Pic of the Week
Sustainability
For this week’s piece of sustainable ‘feel-good’ news we have the Wood White butterfly. Saved from extinction in the South of England over the last 10 years by amazingly dedicated and expert volunteers creating the right habitat and diet, they now breed twice a year!
Harry Clarke (Surrey County Butterfly Recorder, who helps manage the Butterfly Conservation reserve at Oaken Wood) writes:
“10 years ago, this magical looking butterfly was well on the way to extinction in Southern England. But thanks to the efforts of volunteers and experts at Butterfly Conservation’s Oaken Wood reserve in Chiddingfold Forest in West Surrey, the future is looking better.
The Wood White is like a delicate fairy flying along the sunny rides and glades. They have a specialised diet and can only eat plants in the pea family of:
- Common Bird’s-foot trefoil
- Greater Bird’s-foot trefoil
- Bitter Vetch
- Meadow Vetchling
- Tufted Vetch
In the South of England, Wood White butterflies have two broods a year. Up North where it is a bit colder, they only manage one. Wood White caterpillars are a beautiful shade of green to help them hide from hungry birds. Volunteers manage the woodland rides and glades to keep them open so these wonderful butterflies can get the food they need to thrive in the South of England.”
Energy
For those of us (me included) who felt the weather in the 1st quarter of 2020 was a bit rubbish, well it wasn’t all bad news! UK Electricity generated from renewables climbed to a record breaking 47%, and that included wind AND solar. Helped by storms Ciara, Dennis and Jorge wind generated a giant 30% slice of the total! The Guardian reports the 1st Quarter energy generation split as follows:
- Renewables 47%
- Gas 31.4%
- Nuclear 15.1%
- Coal 3.8%
- Oil & others 2.7%
Read the full article at https://www.theguardian.com/business/2020/jun/25/renewable-energy-breaks-uk-record-in-first-quarter-of-2020
Education
Education is for everyone regardless of background, circumstance and learning style. That’s our ethos at LLE, and in every class we teach our ‘learning by doing’ activities ensure that STEM and sustainability is for every pupil.

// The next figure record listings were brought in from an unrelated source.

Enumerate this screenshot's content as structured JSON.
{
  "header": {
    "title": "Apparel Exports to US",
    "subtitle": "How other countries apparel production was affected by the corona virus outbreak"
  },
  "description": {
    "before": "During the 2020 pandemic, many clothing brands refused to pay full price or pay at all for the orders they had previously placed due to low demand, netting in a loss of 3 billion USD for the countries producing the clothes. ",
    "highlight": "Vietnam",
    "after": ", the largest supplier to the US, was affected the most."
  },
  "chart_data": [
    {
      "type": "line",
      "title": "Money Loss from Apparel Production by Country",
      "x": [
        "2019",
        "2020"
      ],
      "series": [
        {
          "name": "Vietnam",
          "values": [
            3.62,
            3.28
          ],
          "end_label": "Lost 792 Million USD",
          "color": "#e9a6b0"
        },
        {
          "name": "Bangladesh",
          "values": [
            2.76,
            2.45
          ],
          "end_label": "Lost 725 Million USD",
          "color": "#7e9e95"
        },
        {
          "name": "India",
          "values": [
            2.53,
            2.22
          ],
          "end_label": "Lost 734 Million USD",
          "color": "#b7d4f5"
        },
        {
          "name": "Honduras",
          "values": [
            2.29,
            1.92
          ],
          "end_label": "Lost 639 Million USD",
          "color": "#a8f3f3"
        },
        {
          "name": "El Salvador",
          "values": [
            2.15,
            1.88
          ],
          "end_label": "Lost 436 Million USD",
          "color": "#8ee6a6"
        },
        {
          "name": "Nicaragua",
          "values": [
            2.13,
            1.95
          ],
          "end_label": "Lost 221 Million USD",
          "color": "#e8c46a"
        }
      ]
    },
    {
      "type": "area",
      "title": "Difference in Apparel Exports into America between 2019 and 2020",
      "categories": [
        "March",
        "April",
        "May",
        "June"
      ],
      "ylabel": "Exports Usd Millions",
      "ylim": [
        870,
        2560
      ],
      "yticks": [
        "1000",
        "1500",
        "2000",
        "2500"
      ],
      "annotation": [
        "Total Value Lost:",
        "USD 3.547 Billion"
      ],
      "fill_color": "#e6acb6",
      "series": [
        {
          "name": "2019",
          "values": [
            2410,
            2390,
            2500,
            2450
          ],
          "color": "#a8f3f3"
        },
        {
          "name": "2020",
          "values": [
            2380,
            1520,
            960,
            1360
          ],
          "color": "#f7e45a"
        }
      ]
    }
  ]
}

Unfortunately Covid lock-downs have stopped this ideal dead in its tracks and we are genuinely concerned that the next generation of citizens will be long on belief about sustainability but short on the knowledge and community skills to effect change.
Isolated at home, on smartphones and laptops, our style of practical learning with pupil lead experiments, reflection and planning is not happening.
Great scientists and inventors (Curie, Galilei, Marconi, Volta) were all experimenters and this is what pupils need.